(un)prepared

Motherly instincts are a trait women are born either with or without. Mine comes and goes in tsunamis. I can make the best bottle of warm milk west of the Mississippi but will not come within 10 feet of a soiled diaper (if my baby shower consists of any diapers with variants of melted chocolate bars, you’re shunned for life). I’ll happily babysit your rambunctious, spoiled pre-teen, but your precious child who just has “a lot of energy” split his chin open reaching for the ice cream on the top shelf? This isn’t show and tell, kid. Sarah’s watching SVU.

Everyone can agree: there is a universal appreciation for an adorable child. Every part of their person is miniature and pudgy and fun to dress up. To say it’s any different from a pug or miniature toy horse would be a complete lie.

My friend and I were leaving a concert in Central Park one evening. First of all, finding your way out of that park is like the blind leading the blind in a cornfield maze. Add the late-night darkness factor and you’ll want to cross your fingers that you didn’t use the last of your pepper spray because you were testing its sneezability factor.

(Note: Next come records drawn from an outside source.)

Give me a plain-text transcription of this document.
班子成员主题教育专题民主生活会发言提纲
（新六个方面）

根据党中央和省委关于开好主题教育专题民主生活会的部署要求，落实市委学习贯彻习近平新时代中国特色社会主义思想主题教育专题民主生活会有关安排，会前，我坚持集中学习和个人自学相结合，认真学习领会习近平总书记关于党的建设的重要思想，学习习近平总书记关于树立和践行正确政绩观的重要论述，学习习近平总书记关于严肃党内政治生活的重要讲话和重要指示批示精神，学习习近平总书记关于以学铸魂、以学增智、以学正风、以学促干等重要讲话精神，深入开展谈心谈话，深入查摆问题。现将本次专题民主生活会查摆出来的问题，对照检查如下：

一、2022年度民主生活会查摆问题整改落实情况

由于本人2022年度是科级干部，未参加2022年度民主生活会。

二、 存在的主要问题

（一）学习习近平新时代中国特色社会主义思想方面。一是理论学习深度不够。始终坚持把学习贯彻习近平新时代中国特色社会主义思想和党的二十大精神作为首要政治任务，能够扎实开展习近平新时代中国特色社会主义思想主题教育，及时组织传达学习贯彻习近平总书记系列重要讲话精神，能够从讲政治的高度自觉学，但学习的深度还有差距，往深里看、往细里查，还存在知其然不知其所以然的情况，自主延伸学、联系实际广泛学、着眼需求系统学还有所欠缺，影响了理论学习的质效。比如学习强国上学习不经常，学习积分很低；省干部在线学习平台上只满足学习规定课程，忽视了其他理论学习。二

We’re roaming the upper east side, trying to find a place to eat while reminiscing how just a short while ago we bore witness to middle-aged women who dressed and danced in such a way that should not have been exposed to natural light after 1964.

On the otherwise empty street between Park and Lexington Avenues, a cab not more than 10 feet away pulls over to let a passenger out. I can’t help but watch because 1. The street was deserted and 2. This little girl was riding a cab by herself. I watch as she launched herself out of the backseat so as to land safely on the curb. Part of me really wanted to run up and hug her and tell her everything will be okay, I’ll help her find her way home.

“Ugh look how CUTE she is! That little girl is SO adorab—oh. Oh my god, she’s a midget.”

We momentarily locked eyes, though the spark just wasn’t there. Unsure of my next move, I opted for a pathetically apologetic smile and a wave that Miss America would have spat at. Meanwhile, my friend who’s convulsing on the side of the road was not in any way aiding the situation.

So….apology not accepted?

If caring is so wrong, then I don’t want to be right, dammit.